よく使用される勘定科目のひとつとして知られている「預り金」。従業員への給料の支払い時や年末調整等でよく登場しますが、実際には立替金や前受金との違いや、なぜ「負債」に分類されるのか等をよく理解していない方も多いのではないでしょうか。
今回は、預り金とよく混同される勘定科目との違いに触れ、預り金の具体的な仕訳例を見ながら、「預り金」について詳しく解説します。
「預り金をよく使うけど実際にはどんな勘定科目なのかわかっていない」
「なぜ預り金が負債になるのか理解できていない」
「預り金にどういった種類があるのか知りたい」
このようなお悩みを持つ方は、是非今回の記事を参考にしてください。
預り金とは?読み方や分類、含まれるものを解説
預り金(あずかりきん)とは会社が一時的に預かったお金を計上する勘定科目
預り金は「あずかりきん」と読み、会社が一時的にお金を預かった際に使われる勘定科目です。役員・従業員・取引先から預かる場合がほとんどで、将来的には本人に返金したり第三者に支払ったりして、会社からなくなる現金です。

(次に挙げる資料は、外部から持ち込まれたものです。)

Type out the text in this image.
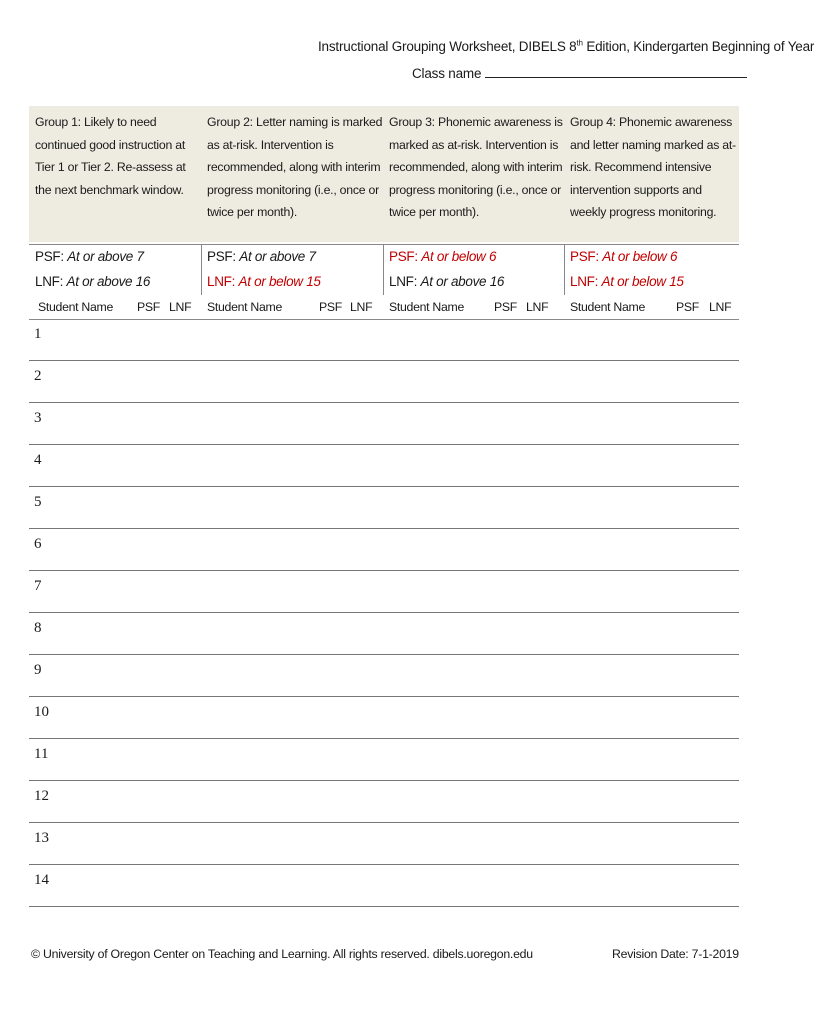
Instructional Grouping Worksheet, DIBELS 8th Edition, Kindergarten Beginning of Year
Class name
Group 1: Likely to need continued good instruction at Tier 1 or Tier 2. Re-assess at the next benchmark window.
Group 2: Letter naming is marked as at-risk. Intervention is recommended, along with interim progress monitoring (i.e., once or twice per month).
Group 3: Phonemic awareness is marked as at-risk. Intervention is recommended, along with interim progress monitoring (i.e., once or twice per month).
Group 4: Phonemic awareness and letter naming marked as at-risk. Recommend intensive intervention supports and weekly progress monitoring.
PSF: At or above 7
LNF: At or above 16
PSF: At or above 7
LNF: At or below 15
PSF: At or below 6
LNF: At or above 16
PSF: At or below 6
LNF: At or below 15
Student Name PSF LNF Student Name	PSF LNF Student Name PSF LNF Student Name	PSF LNF
1
2
3
4
5
6
7
8
9
10
11
12
13
14
© University of Oregon Center on Teaching and Learning. All rights reserved. dibels.uoregon.edu	Revision Date: 7-1-2019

外部の税理士や弁護士に報酬を支払う際にも預り金が関係してきます。報酬支払い時には相手が税理士法人や弁護士法人でない限り、通常は、源泉所得税を差し引いた分を報酬として支払うものです。ここで差し引いた源泉徴収税を預り金として計上することになります。
また、不動産の賃貸人である大家が、部屋を貸付ける時に最初に預かる敷金も預り金に当たります。
預り金という勘定科目に含まれるもの|補助科目に記載する名前
預り金は、役員・従業員・取引先から一時的に預かり、後に会社が支払わなければならないお金が該当しますが、具体的にはどのようなものがあるのでしょうか。ここではその補助科目を紹介します。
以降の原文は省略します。